3: 1 year to 5 year per RBC.
4: Moody’s Seasoned Aaa Corp Bond Yield.
Private Credit Funds (Closed end funds) – Investors who are able to access the private market may choose to invest in closed end funds. These funds typically have a high minimum investment (usually $1 million or more). These funds target interest yield in excess of 7%. Closed end funds are not liquid and as a result, investors must commit to locking up their money until the end of the investment term (generally between 5 to 10 years). Essentially investors trade off liquidity for an expected higher return. Risk will vary depending on the investment strategy, typically these funds tend to be higher on the risk spectrum as transparency is limited and performance is dependant on the manager’s underwriting expertise.
Preferred Shares – Investors are increasingly turning to preferred shares as an alternative to bonds. Although they are equity in nature and pay dividends (not interest), they offer bond like characteristics if they offer a fixed dividend. They tend to be liquid if they are publicly traded.
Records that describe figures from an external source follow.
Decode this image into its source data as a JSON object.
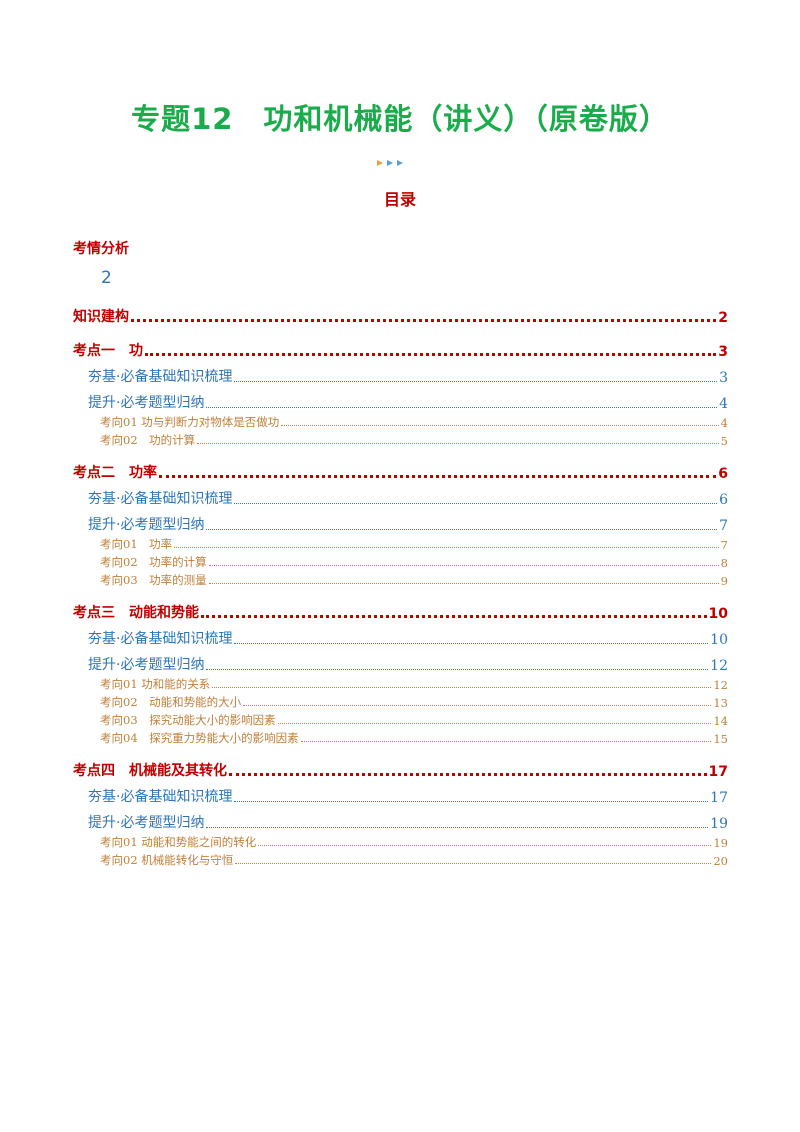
{
  "header": {
    "title": "专题12　功和机械能（讲义）（原卷版）"
  },
  "toc": {
    "title": "目录",
    "items": [
      {
        "text": "考情分析",
        "page": 2,
        "sections": []
      },
      {
        "text": "知识建构",
        "page": 2,
        "sections": []
      },
      {
        "text": "考点一　功",
        "page": 3,
        "sections": [
          {
            "text": "夯基·必备基础知识梳理",
            "page": 3,
            "topics": []
          },
          {
            "text": "提升·必考题型归纳",
            "page": 4,
            "topics": [
              {
                "text": "考向01 功与判断力对物体是否做功",
                "page": 4
              },
              {
                "text": "考向02　功的计算",
                "page": 5
              }
            ]
          }
        ]
      },
      {
        "text": "考点二　功率",
        "page": 6,
        "sections": [
          {
            "text": "夯基·必备基础知识梳理",
            "page": 6,
            "topics": []
          },
          {
            "text": "提升·必考题型归纳",
            "page": 7,
            "topics": [
              {
                "text": "考向01　功率",
                "page": 7
              },
              {
                "text": "考向02　功率的计算",
                "page": 8
              },
              {
                "text": "考向03　功率的测量",
                "page": 9
              }
            ]
          }
        ]
      },
      {
        "text": "考点三　动能和势能",
        "page": 10,
        "sections": [
          {
            "text": "夯基·必备基础知识梳理",
            "page": 10,
            "topics": []
          },
          {
            "text": "提升·必考题型归纳",
            "page": 12,
            "topics": [
              {
                "text": "考向01 功和能的关系",
                "page": 12
              },
              {
                "text": "考向02　动能和势能的大小",
                "page": 13
              },
              {
                "text": "考向03　探究动能大小的影响因素",
                "page": 14
              },
              {
                "text": "考向04　探究重力势能大小的影响因素",
                "page": 15
              }
            ]
          }
        ]
      },
      {
        "text": "考点四　机械能及其转化",
        "page": 17,
        "sections": [
          {
            "text": "夯基·必备基础知识梳理",
            "page": 17,
            "topics": []
          },
          {
            "text": "提升·必考题型归纳",
            "page": 19,
            "topics": [
              {
                "text": "考向01 动能和势能之间的转化",
                "page": 19
              },
              {
                "text": "考向02 机械能转化与守恒",
                "page": 20
              }
            ]
          }
        ]
      }
    ]
  }
}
They vary in risk, depending on the company profile and the dividend yield should be matched to the risk by investors or advisors.
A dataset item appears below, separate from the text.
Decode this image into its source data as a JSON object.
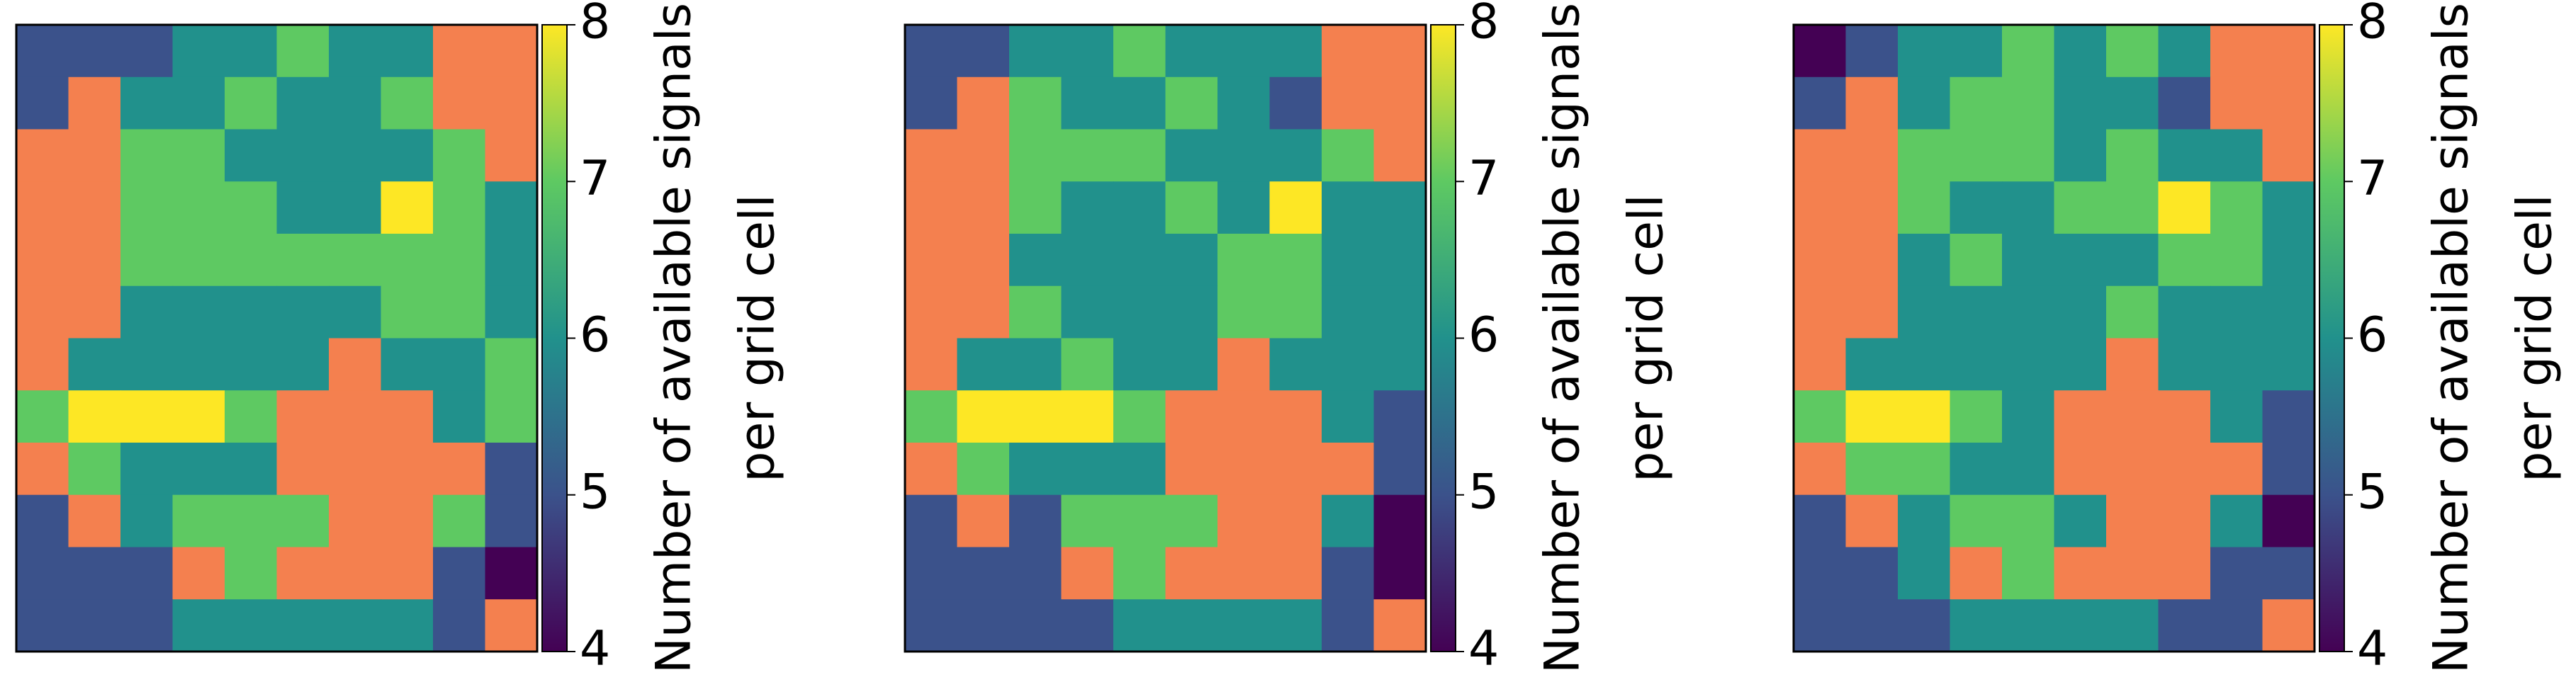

Dividend Stocks – It may sound counter-intuitive to invest in a stock if the goal is to diversify away from equities. However, in the search for yield, more investors are looking to high-dividend paying stocks that behave like fixed income. Certain “Blue Chip” companies with a long history of consistent earnings who pay most of their earnings to investors as dividends, have been able to attract some fixed income investors who classify high paying dividend stocks as “bond-like”.
There are still places to find yield, despite this new low interest rate environment which is likely to persist well into the future. With inflation expected to rise (Central banks are targeting 2% annual inflation), investors should consider “real returns” which is the return after adjusting for inflation. In the past, Government Bonds and GICs were heavily used by investors to provide ballast and diversification. It is highly questionable that they can be used for the same purpose going forward. Corporate Bonds, Mortgage Funds and other Private Funds may be a good source of higher interest rates and investors should continue to consider their investment horizon and risk tolerance, seeking appropriate advice, to determine how to position fixed income with their portfolio in this new world of low interest rates.
Views expressed are those of the author and are subject to change. While any third-party data used is considered reliable, its accuracy is not guaranteed. For professional or institutional investors only.